The fifth-grade class required no additional prodding.
“Thank you for showing me that fear can't get in the way of passion,” one of them wrote to Jay.
“Not even amputated limbs can stop you from making a difference,” wrote another.
“As a teacher we talk about kindness, we study it, we read about it,” Wright says. “I think these kids really took that and ran with it.”
Jay says the cards arrived when he most needed them.
“We all need a recharge, every human being if they're going through a traumatic, tough time,” Jay says. “And I didn't know where mine was going to come from, and the Lord did it through a fifth-grade class.”
Out of the hospital and back in permanent housing, Jay called Visitation wanting to stop by to say thank you to the students who wrote him. The school responded with the perfect date.
“St. Francis was the patron saint of animals,” Mr. Wright says. “And October 4th is his day.”

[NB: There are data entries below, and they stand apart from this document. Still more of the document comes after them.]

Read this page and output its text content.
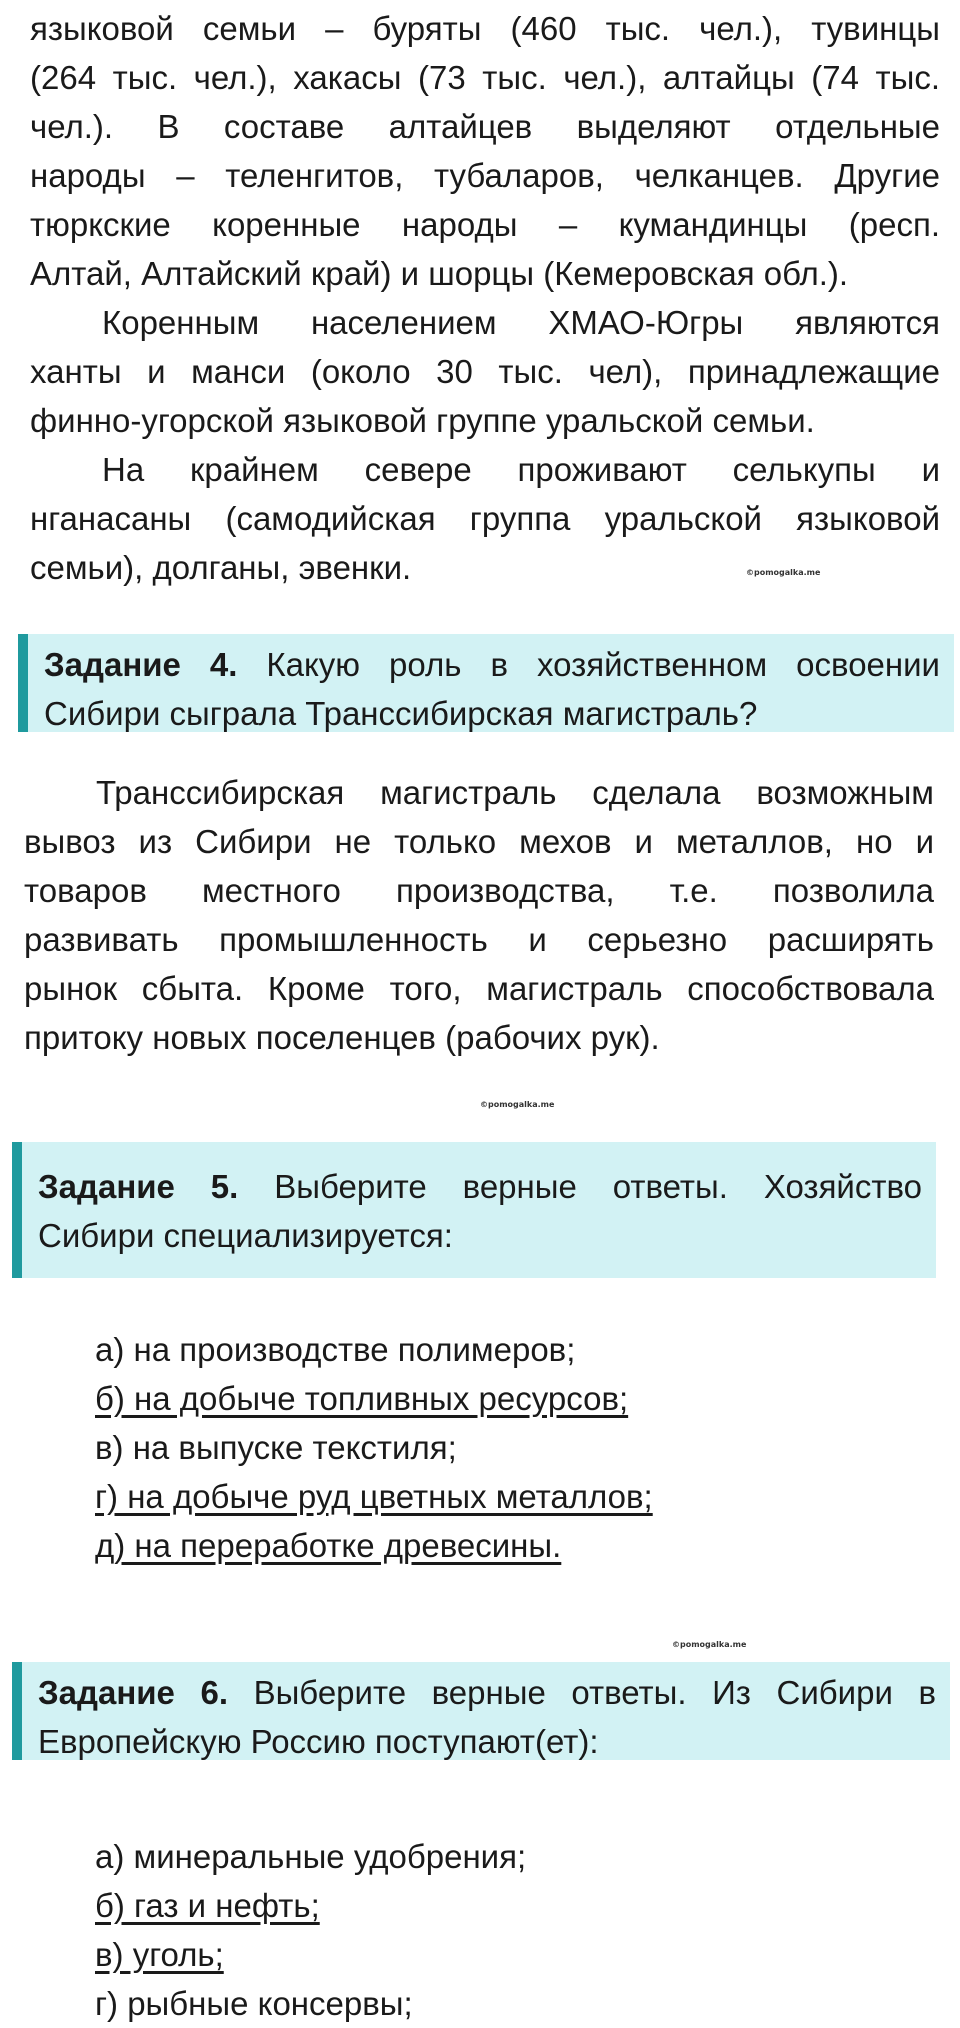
языковой семьи – буряты (460 тыс. чел.), тувинцы
(264 тыс. чел.), хакасы (73 тыс. чел.), алтайцы (74 тыс.
чел.). В составе алтайцев выделяют отдельные
народы – теленгитов, тубаларов, челканцев. Другие
тюркские коренные народы – кумандинцы (респ.
Алтай, Алтайский край) и шорцы (Кемеровская обл.).
Коренным населением ХМАО-Югры являются
ханты и манси (около 30 тыс. чел), принадлежащие
финно-угорской языковой группе уральской семьи.
На крайнем севере проживают селькупы и
нганасаны (самодийская группа уральской языковой
семьи), долганы, эвенки.	©pomogalka.me
Задание 4. Какую роль в хозяйственном освоении
Сибири сыграла Транссибирская магистраль?
Транссибирская магистраль сделала возможным
вывоз из Сибири не только мехов и металлов, но и
товаров местного производства, т.е. позволила
развивать промышленность и серьезно расширять
рынок сбыта. Кроме того, магистраль способствовала
притоку новых поселенцев (рабочих рук).
©pomogalka.me
Задание 5. Выберите верные ответы. Хозяйство
Сибири специализируется:
а) на производстве полимеров;
б) на добыче топливных ресурсов;
в) на выпуске текстиля;
г) на добыче руд цветных металлов;
д) на переработке древесины.
©pomogalka.me
Задание 6. Выберите верные ответы. Из Сибири в
Европейскую Россию поступают(ет):
а) минеральные удобрения;
б) газ и нефть;
в) уголь;
г) рыбные консервы;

It’s the day visitation students bring their pets to school to be blessed. This year, they are also welcomed Jay Mitchell and Hero.
Catholic priest Mark Pavlak raised his hands to Jay’s head, then Hero’s.
“By the intercession of St. Francis of Assisi may you be delivered from all harm,” Father Pavlak said to Hero as the students bow their heads.
Minutes later, several students gathered around Jay.
“He loves kids, you can pet him,” Jay told the students.
Nine months ago, Jay hit bottom. Credit the Visitation students still lifting him up.
“If people who don’t even know me have this much faith in me, how could I let them down?” Jay asks. “How could I let these kids down?”